6/recent/ticker-posts

Header Ads Widget

Pajak Penghasilan Naik, Perlu Dekonstruksi Paradigma

Tintasiyasi.com -- Awal tahun 2023 sudah mendapat hadiah yang mengejutkan, di mana pemerintah resmi menaikkan tarif pajak penghasilan (PPh) maksimal 35%. 

Melansir dari nasional.kontan.co.id (01/01/2023) Pemerintah telah menerbitkan aturan baru mengenai tarif pajak penghasilan (PPh) orang pribadi atau karyawan.

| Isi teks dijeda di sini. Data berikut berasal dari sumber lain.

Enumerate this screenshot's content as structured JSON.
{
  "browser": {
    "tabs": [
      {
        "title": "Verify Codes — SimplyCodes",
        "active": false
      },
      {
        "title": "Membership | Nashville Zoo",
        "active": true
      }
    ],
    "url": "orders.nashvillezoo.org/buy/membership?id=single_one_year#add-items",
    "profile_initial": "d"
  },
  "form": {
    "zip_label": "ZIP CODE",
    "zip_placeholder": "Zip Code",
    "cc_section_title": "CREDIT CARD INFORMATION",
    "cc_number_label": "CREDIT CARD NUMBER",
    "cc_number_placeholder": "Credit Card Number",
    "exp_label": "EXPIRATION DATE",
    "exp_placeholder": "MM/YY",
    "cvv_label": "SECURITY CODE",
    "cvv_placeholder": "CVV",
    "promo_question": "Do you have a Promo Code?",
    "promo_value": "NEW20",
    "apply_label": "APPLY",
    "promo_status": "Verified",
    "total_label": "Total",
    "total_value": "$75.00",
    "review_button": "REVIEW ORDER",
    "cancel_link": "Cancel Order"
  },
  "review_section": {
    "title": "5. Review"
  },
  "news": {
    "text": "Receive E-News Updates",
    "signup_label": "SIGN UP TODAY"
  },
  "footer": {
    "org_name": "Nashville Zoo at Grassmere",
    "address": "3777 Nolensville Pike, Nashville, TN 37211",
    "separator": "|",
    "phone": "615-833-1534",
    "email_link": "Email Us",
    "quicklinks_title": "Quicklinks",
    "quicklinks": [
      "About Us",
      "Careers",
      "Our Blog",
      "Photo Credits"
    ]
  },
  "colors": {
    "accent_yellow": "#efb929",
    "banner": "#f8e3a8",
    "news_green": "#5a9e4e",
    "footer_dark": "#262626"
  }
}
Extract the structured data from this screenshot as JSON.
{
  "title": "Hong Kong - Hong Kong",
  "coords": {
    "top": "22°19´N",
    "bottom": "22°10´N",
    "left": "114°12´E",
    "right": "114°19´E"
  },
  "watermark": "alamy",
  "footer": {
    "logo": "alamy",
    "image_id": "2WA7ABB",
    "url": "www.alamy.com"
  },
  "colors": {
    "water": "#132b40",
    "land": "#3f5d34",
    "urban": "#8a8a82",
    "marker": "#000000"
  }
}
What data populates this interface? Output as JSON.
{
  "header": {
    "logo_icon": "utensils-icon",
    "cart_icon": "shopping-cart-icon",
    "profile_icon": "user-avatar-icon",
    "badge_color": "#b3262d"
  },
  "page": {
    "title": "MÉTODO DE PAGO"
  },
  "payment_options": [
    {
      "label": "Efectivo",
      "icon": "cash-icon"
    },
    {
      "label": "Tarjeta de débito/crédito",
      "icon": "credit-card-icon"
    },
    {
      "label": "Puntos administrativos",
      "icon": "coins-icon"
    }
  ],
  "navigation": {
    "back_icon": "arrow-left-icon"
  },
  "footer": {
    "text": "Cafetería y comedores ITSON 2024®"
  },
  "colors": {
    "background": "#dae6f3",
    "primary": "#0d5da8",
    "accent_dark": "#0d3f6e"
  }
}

Penyesuaian tersebut dalam rangka menekan defisit anggaran dan meningkatkan tax ratio, sehingga pemerintah mengambil langkah kebijakan fiskal.

Tertuang dalam Peraturan Pemerintah Nomor 55 Tahun 2022 tentang penyesuaian Pengaturan di Bidang Pajak Penghasilan yang telah disetujui oleh Presiden Joko Widodo pada 20 Desember 2022. Objek pajaknya adalah penghasilan dan tarif nya bersifat progresif, artinya semakin besar penghasilan wajib pajak maka pajak yang dikenakan semakin besar pula.

Tarif pajak yang diterapkan atas Penghasilan Kena Pajak dibagi menjadi lima layer. Pertama, penghasilan sampai dengan Rp 60 juta dikenakan tarif pajak PPh sebesar 5%. Kedua, penghasilan lebih dari Rp 60 juta hingga Rp 250 juta dikenakan tarif pajak PPh 15%. Ketiga, penghasilan lebih dari Rp 250 juta sampai dengan Rp 500 juta tarif pajak PPh yang dikenakan 25%.Keempat, penghasilan di atas Rp 500 juta sampai dengan Rp 5 miliar dikenakan tarif pajak PPh sebesar 30%. Kelima, penghasilan di atas Rp 5 miliar dibandrol tarif pajak PPh sebesar 35%. (nasional.kontan.co.id, 01/01/2023)

Pajak telah menjadi urat nadi dalam sistem kapitalisme yang dianggap dapat membantu negara mencapai kestabilan ekonomi dan bisnis. Pemerintah selalu menargetkan setiap tahunnya terjadi peningkatan dalam penerimaan pajak. 

Selain itu pajak dapat dimanfaatkan untuk pembangunan nasional, pembayaran hutang yang membengkak, juga menjadi cara termudah mendapatkan dana segar untuk menutupi defisit anggaran negara. Fakta di atas mempertegas bahwa sistem kapitalisme yang diadopsi negeri ini lebih condong pada eksploitasi rakyat, bukan bertumpu pada kesejahteraan rakyat. 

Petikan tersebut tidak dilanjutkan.